Little name dropping -- Tony worked for The News-Sentinel as an education reporter from 1983 to 1984 before going on to win a Pulitzer for national reporting in 1995.

littlejohn
Fri, 06/10/2011 - 2:26pm

I worked for a library for a couple of years in South Carolina. They had a magnificent multi-volume history of the Civil War titled "The War of Northern Aggression."
You simply cannot get a Southerner to admit that (a) the South started the war, and (b) the war was principally about slavery. Jefferson Davis' own journal states plainly that it was about slavery.
It's amazing how pissed off Southerners still are 150 years later. Maybe it's because they lost.
I've come to believe that assassinating Abraham Lincoln was the stupidest thing the Confederates ever did (aside from starting a war they couldn't win, of course). If you take a moment to read Lincoln's second inaugural address, it is clear he wanted to treat the defeated Confederates as gently as possible.
When Booth shot Lincoln, he simply gave the job to Andrew Johnson, who was a mean drunk with no charity whatsoever toward the South.

Harl Delos
Fri, 06/10/2011 - 8:33pm

It's reasonable to argue that the North started the war, and that it wasn't about slavery.
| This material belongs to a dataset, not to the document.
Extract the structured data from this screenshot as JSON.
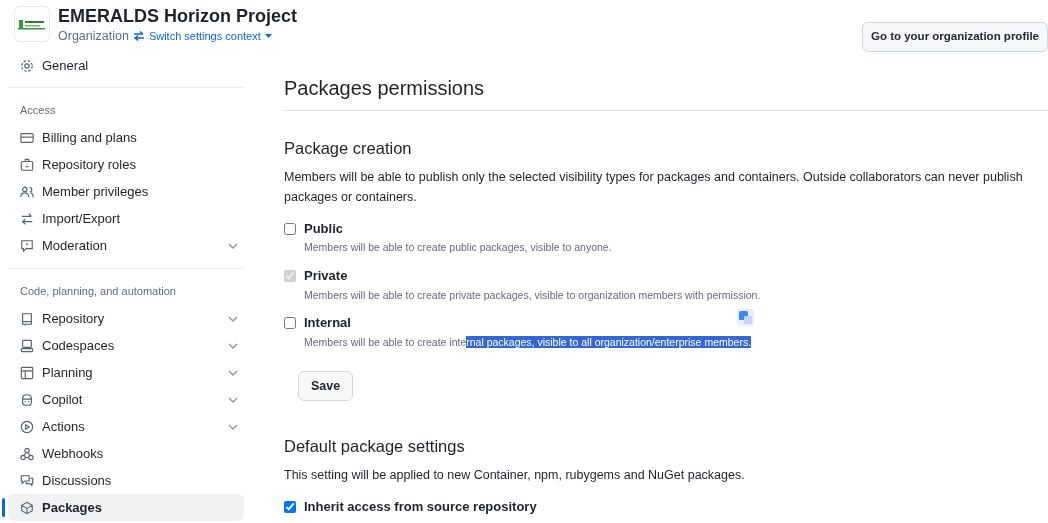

The North demanded that Southern states reapply for admission to the Union. The war didn't start with the South attacking the North, but with repelling Northern forces who were in the South. Invasion is an act of war.

The greatest part of Southern capital was invested in slaves. The Fifth Amendment to the Constitution says 'nor shall private property be taken for public use, without just compensation, and yet abolitionists weren't talking about freeing slaves by buying them from slaveowners and manumitting them, they were talking about punishing slaveowners by simply declaring slaveowning illegal - which is, as we see, exactly what eventually happened, even in the border states where the emancipation proclamation did not apply.

Sadly for Horwitz's woman, the fact that the North won the war doesn't mean they were right, it just means they were left. An unwillingness of the North to see the South's point of view has served us all poorly.